Days of research and programming have led me to try all variants of inpout32.dll and inpoutx64.dll: binaries, source code, 32-bit, 64-bit, address wrappers. None work: no change is seen to the output bits of the port.

However, I know it is possible, because using another commercially available program that does parallel port output, I can detect a trigger (state change) on all eight output bits (D0-D7) by passing a value between 0 and 255, exactly what I want to do in my own application.

I have followed all the advice from at least these pages:

I am using Windows 7, 64-bit; and my SIIG Cyberpro port is mapped as LPT3 at address 0xCCD8, with four status bits at address 0xCCD4. I have another ECP printer port mapped as LPT1 at 0x0378, but that does not work either.

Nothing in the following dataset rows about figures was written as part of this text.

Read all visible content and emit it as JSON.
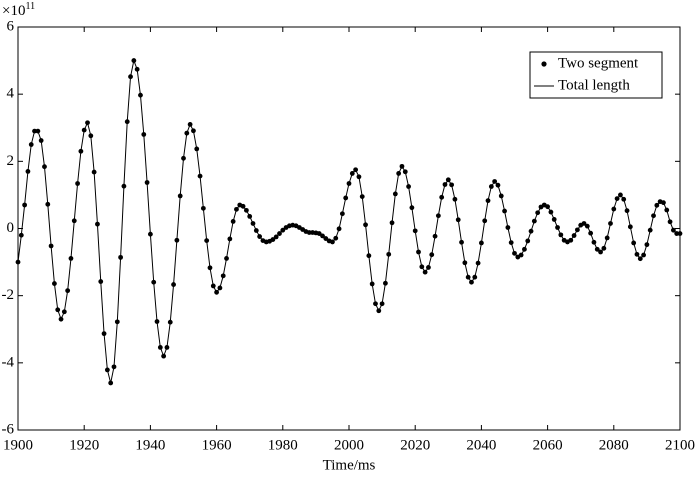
{
  "chart_data": {
    "type": "line",
    "xlabel": "Time/ms",
    "y_scale_label": {
      "base": "×10",
      "exponent": "11"
    },
    "xlim": [
      1900,
      2100
    ],
    "xticks": [
      1900,
      1920,
      1940,
      1960,
      1980,
      2000,
      2020,
      2040,
      2060,
      2080,
      2100
    ],
    "ylim": [
      -6,
      6
    ],
    "yticks": [
      -6,
      -4,
      -2,
      0,
      2,
      4,
      6
    ],
    "legend": "upper right",
    "x": [
      1900,
      1901,
      1902,
      1903,
      1904,
      1905,
      1906,
      1907,
      1908,
      1909,
      1910,
      1911,
      1912,
      1913,
      1914,
      1915,
      1916,
      1917,
      1918,
      1919,
      1920,
      1921,
      1922,
      1923,
      1924,
      1925,
      1926,
      1927,
      1928,
      1929,
      1930,
      1931,
      1932,
      1933,
      1934,
      1935,
      1936,
      1937,
      1938,
      1939,
      1940,
      1941,
      1942,
      1943,
      1944,
      1945,
      1946,
      1947,
      1948,
      1949,
      1950,
      1951,
      1952,
      1953,
      1954,
      1955,
      1956,
      1957,
      1958,
      1959,
      1960,
      1961,
      1962,
      1963,
      1964,
      1965,
      1966,
      1967,
      1968,
      1969,
      1970,
      1971,
      1972,
      1973,
      1974,
      1975,
      1976,
      1977,
      1978,
      1979,
      1980,
      1981,
      1982,
      1983,
      1984,
      1985,
      1986,
      1987,
      1988,
      1989,
      1990,
      1991,
      1992,
      1993,
      1994,
      1995,
      1996,
      1997,
      1998,
      1999,
      2000,
      2001,
      2002,
      2003,
      2004,
      2005,
      2006,
      2007,
      2008,
      2009,
      2010,
      2011,
      2012,
      2013,
      2014,
      2015,
      2016,
      2017,
      2018,
      2019,
      2020,
      2021,
      2022,
      2023,
      2024,
      2025,
      2026,
      2027,
      2028,
      2029,
      2030,
      2031,
      2032,
      2033,
      2034,
      2035,
      2036,
      2037,
      2038,
      2039,
      2040,
      2041,
      2042,
      2043,
      2044,
      2045,
      2046,
      2047,
      2048,
      2049,
      2050,
      2051,
      2052,
      2053,
      2054,
      2055,
      2056,
      2057,
      2058,
      2059,
      2060,
      2061,
      2062,
      2063,
      2064,
      2065,
      2066,
      2067,
      2068,
      2069,
      2070,
      2071,
      2072,
      2073,
      2074,
      2075,
      2076,
      2077,
      2078,
      2079,
      2080,
      2081,
      2082,
      2083,
      2084,
      2085,
      2086,
      2087,
      2088,
      2089,
      2090,
      2091,
      2092,
      2093,
      2094,
      2095,
      2096,
      2097,
      2098,
      2099,
      2100
    ],
    "series": [
      {
        "name": "Two segment",
        "color": "#000000",
        "style": "dots",
        "values": [
          -1.0,
          -0.2,
          0.7,
          1.7,
          2.5,
          2.9,
          2.9,
          2.62,
          1.84,
          0.72,
          -0.52,
          -1.64,
          -2.42,
          -2.7,
          -2.48,
          -1.85,
          -0.89,
          0.23,
          1.34,
          2.3,
          2.93,
          3.15,
          2.76,
          1.68,
          0.13,
          -1.58,
          -3.13,
          -4.21,
          -4.6,
          -4.12,
          -2.78,
          -0.86,
          1.26,
          3.18,
          4.52,
          5.0,
          4.74,
          3.97,
          2.8,
          1.37,
          -0.17,
          -1.6,
          -2.77,
          -3.54,
          -3.8,
          -3.54,
          -2.79,
          -1.67,
          -0.35,
          0.97,
          2.09,
          2.84,
          3.1,
          2.91,
          2.37,
          1.56,
          0.6,
          -0.36,
          -1.17,
          -1.71,
          -1.9,
          -1.77,
          -1.41,
          -0.89,
          -0.31,
          0.21,
          0.57,
          0.7,
          0.66,
          0.54,
          0.36,
          0.15,
          -0.06,
          -0.24,
          -0.36,
          -0.4,
          -0.38,
          -0.33,
          -0.25,
          -0.15,
          -0.05,
          0.03,
          0.08,
          0.1,
          0.08,
          0.03,
          -0.03,
          -0.09,
          -0.12,
          -0.12,
          -0.13,
          -0.15,
          -0.22,
          -0.3,
          -0.37,
          -0.4,
          -0.29,
          -0.01,
          0.44,
          0.91,
          1.34,
          1.64,
          1.75,
          1.54,
          0.95,
          0.11,
          -0.81,
          -1.65,
          -2.24,
          -2.45,
          -2.24,
          -1.63,
          -0.77,
          0.17,
          1.03,
          1.64,
          1.85,
          1.69,
          1.25,
          0.62,
          -0.07,
          -0.7,
          -1.14,
          -1.3,
          -1.16,
          -0.78,
          -0.23,
          0.38,
          0.93,
          1.31,
          1.45,
          1.3,
          0.87,
          0.26,
          -0.41,
          -1.02,
          -1.45,
          -1.6,
          -1.45,
          -1.03,
          -0.43,
          0.23,
          0.83,
          1.25,
          1.4,
          1.29,
          0.97,
          0.52,
          0.03,
          -0.42,
          -0.74,
          -0.85,
          -0.79,
          -0.62,
          -0.37,
          -0.08,
          0.22,
          0.47,
          0.64,
          0.7,
          0.65,
          0.49,
          0.27,
          0.03,
          -0.19,
          -0.35,
          -0.4,
          -0.35,
          -0.21,
          -0.04,
          0.1,
          0.15,
          0.07,
          -0.14,
          -0.41,
          -0.62,
          -0.7,
          -0.59,
          -0.28,
          0.15,
          0.58,
          0.89,
          1.0,
          0.87,
          0.53,
          0.05,
          -0.43,
          -0.77,
          -0.9,
          -0.79,
          -0.48,
          -0.05,
          0.38,
          0.69,
          0.8,
          0.77,
          0.55,
          0.2,
          -0.05,
          -0.15,
          -0.15
        ]
      },
      {
        "name": "Total length",
        "color": "#000000",
        "style": "line",
        "values": [
          -1.0,
          -0.2,
          0.7,
          1.7,
          2.5,
          2.9,
          2.9,
          2.62,
          1.84,
          0.72,
          -0.52,
          -1.64,
          -2.42,
          -2.7,
          -2.48,
          -1.85,
          -0.89,
          0.23,
          1.34,
          2.3,
          2.93,
          3.15,
          2.76,
          1.68,
          0.13,
          -1.58,
          -3.13,
          -4.21,
          -4.6,
          -4.12,
          -2.78,
          -0.86,
          1.26,
          3.18,
          4.52,
          5.0,
          4.74,
          3.97,
          2.8,
          1.37,
          -0.17,
          -1.6,
          -2.77,
          -3.54,
          -3.8,
          -3.54,
          -2.79,
          -1.67,
          -0.35,
          0.97,
          2.09,
          2.84,
          3.1,
          2.91,
          2.37,
          1.56,
          0.6,
          -0.36,
          -1.17,
          -1.71,
          -1.9,
          -1.77,
          -1.41,
          -0.89,
          -0.31,
          0.21,
          0.57,
          0.7,
          0.66,
          0.54,
          0.36,
          0.15,
          -0.06,
          -0.24,
          -0.36,
          -0.4,
          -0.38,
          -0.33,
          -0.25,
          -0.15,
          -0.05,
          0.03,
          0.08,
          0.1,
          0.08,
          0.03,
          -0.03,
          -0.09,
          -0.12,
          -0.12,
          -0.13,
          -0.15,
          -0.22,
          -0.3,
          -0.37,
          -0.4,
          -0.29,
          -0.01,
          0.44,
          0.91,
          1.34,
          1.64,
          1.75,
          1.54,
          0.95,
          0.11,
          -0.81,
          -1.65,
          -2.24,
          -2.45,
          -2.24,
          -1.63,
          -0.77,
          0.17,
          1.03,
          1.64,
          1.85,
          1.69,
          1.25,
          0.62,
          -0.07,
          -0.7,
          -1.14,
          -1.3,
          -1.16,
          -0.78,
          -0.23,
          0.38,
          0.93,
          1.31,
          1.45,
          1.3,
          0.87,
          0.26,
          -0.41,
          -1.02,
          -1.45,
          -1.6,
          -1.45,
          -1.03,
          -0.43,
          0.23,
          0.83,
          1.25,
          1.4,
          1.29,
          0.97,
          0.52,
          0.03,
          -0.42,
          -0.74,
          -0.85,
          -0.79,
          -0.62,
          -0.37,
          -0.08,
          0.22,
          0.47,
          0.64,
          0.7,
          0.65,
          0.49,
          0.27,
          0.03,
          -0.19,
          -0.35,
          -0.4,
          -0.35,
          -0.21,
          -0.04,
          0.1,
          0.15,
          0.07,
          -0.14,
          -0.41,
          -0.62,
          -0.7,
          -0.59,
          -0.28,
          0.15,
          0.58,
          0.89,
          1.0,
          0.87,
          0.53,
          0.05,
          -0.43,
          -0.77,
          -0.9,
          -0.79,
          -0.48,
          -0.05,
          0.38,
          0.69,
          0.8,
          0.77,
          0.55,
          0.2,
          -0.05,
          -0.15,
          -0.15
        ]
      }
    ]
  }
}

I know better than to try direct _inp(), _outp() calls on Win7.

Can anyone help?

If I need to download and modify the driver code, I can do that if I have to, but I think it should not be that difficult.

My final version of code uses 32-bit compilation, interfacing to inpout32.dll:

using System;
using System.Runtime.InteropServices;

namespace ParallelPort
{
    public class PortAccess
    {
        //inpout.dll

        [DllImport("inpout32.dll")]
        private static extern void Out32(ushort PortAddress, short Data);

        [DllImport("inpout32.dll")]
        private static extern short Inp32(ushort PortAddress);

        private ushort _PortAddress = 0;

        public ushort PortAddress { get { return _PortAddress; } }

        public PortAccess(ushort portAddress)
        {
            _PortAddress = portAddress;

            short result = 0;
            try
            {
                result = Inp32(portAddress);
            }
            catch (DllNotFoundException e)
            {
                throw new ArgumentException("Unable to find InpOut32.dll");
            }
            catch (BadImageFormatException)
            {
                result = 0;
            }

            if (0 == result)
                throw new ArgumentException("Unable to open parallel port driver");
        }

        //Public Methods
        public void Write(ushort Data)
        {
            Out32(_PortAddress, (short)Data);
        }

        public byte Read()
        {
            return (byte)Inp32(_PortAddress);
        }
    }
}
Was it helpful?

Solution

FYI:

When I added

 [DllImport("inpout32.dll")]
 private static extern void DlPortWritePortUshort(ushort PortAddress, ushort Data);

and called that function rather than Out32(ushort addr, ushort value) the code worked.

I don't know why the exact interface matters, but it does; and perhaps that is indeed because of sign extension on the 16-bit port address, as suggested [somewhere TBD].